Apenas aproximadamente 2% da testosterona circulante é considerada livre e apta para entrar nas células, onde será convertida em 5α-di-hidrotestosterona (ou DHT) pela 5-alfa-redutase ou aromatizada em estradiol (E2) nos tecidos periféricos.

Basicamente, é a DHT quem responde por quase toda a mágica da testosterona. Sem produção de DHT, sua testosterona é capaz de fazer pouca coisa. A DHT é cerca de 30 vezes mais potente que a testosterona devido à sua afinidade aumentada pelo receptor de andrógenos, sendo produzida principalmente na próstata, nos testículos, nos folículos capilares e nas suprarrenais.
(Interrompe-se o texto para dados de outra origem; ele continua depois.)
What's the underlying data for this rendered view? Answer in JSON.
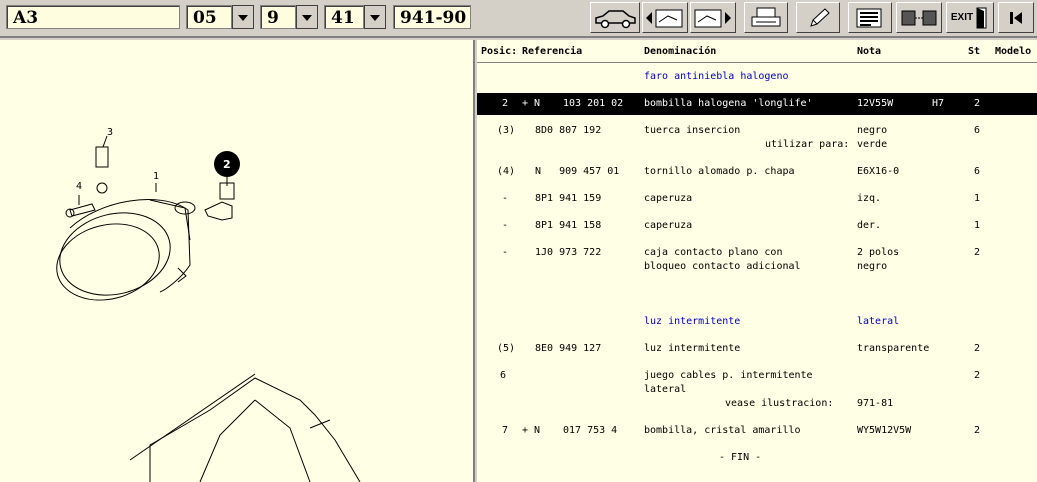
{
  "toolbar": {
    "model": "A3",
    "field1": "05",
    "field2": "9",
    "field3": "41",
    "field4": "941-90",
    "exit_label": "EXIT"
  },
  "drawing": {
    "callouts": [
      "3",
      "4",
      "1",
      "2"
    ]
  },
  "table": {
    "headers": {
      "pos": "Posic:",
      "ref": "Referencia",
      "den": "Denominación",
      "nota": "Nota",
      "st": "St",
      "modelo": "Modelo"
    },
    "section1": "faro antiniebla halogeno",
    "rows": [
      {
        "pos": "2",
        "flag": "+ N",
        "ref": "103 201 02",
        "den": "bombilla halogena 'longlife'",
        "nota": "12V55W",
        "extra": "H7",
        "st": "2"
      },
      {
        "pos": "(3)",
        "flag": "",
        "ref": "8D0 807 192",
        "den": "tuerca insercion",
        "nota": "negro",
        "st": "6",
        "den2": "utilizar para:",
        "nota2": "verde"
      },
      {
        "pos": "(4)",
        "flag": "",
        "ref": "N   909 457 01",
        "den": "tornillo alomado p. chapa",
        "nota": "E6X16-0",
        "st": "6"
      },
      {
        "pos": "-",
        "flag": "",
        "ref": "8P1 941 159",
        "den": "caperuza",
        "nota": "izq.",
        "st": "1"
      },
      {
        "pos": "-",
        "flag": "",
        "ref": "8P1 941 158",
        "den": "caperuza",
        "nota": "der.",
        "st": "1"
      },
      {
        "pos": "-",
        "flag": "",
        "ref": "1J0 973 722",
        "den": "caja contacto plano con",
        "nota": "2 polos",
        "st": "2",
        "den2": "bloqueo contacto adicional",
        "nota2": "negro"
      },
      {
        "pos": "(5)",
        "flag": "",
        "ref": "8E0 949 127",
        "den": "luz intermitente",
        "nota": "transparente",
        "st": "2"
      },
      {
        "pos": "6",
        "flag": "",
        "ref": "",
        "den": "juego cables p. intermitente",
        "nota": "",
        "st": "2",
        "den2": "lateral",
        "den3": "vease ilustracion:",
        "nota3": "971-81"
      },
      {
        "pos": "7",
        "flag": "+ N",
        "ref": "017 753 4",
        "den": "bombilla, cristal amarillo",
        "nota": "WY5W12V5W",
        "st": "2"
      }
    ],
    "section2": "luz intermitente",
    "section2_note": "lateral",
    "end": "- FIN -"
  }
}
Os níveis circulantes de DHT correspondem a 10% dos níveis de testosterona.

Finalmente, cerca de 0,3% da testosterona que você produz é convertida em estradiol pela aromatase presente principalmente no tecido gorduroso, nos ossos e no cérebro.

Os eventuais excessos circulantes de testosterona que não são convertidos em DHT ou estradiol terminal sendo metabolizados no fígado. Após digestão pelas enzimas hepáticas, estes dejetos são excretados pela bile ou liberados na circulação sanguínea para serem filtrados pelos rins e eliminados pela urina.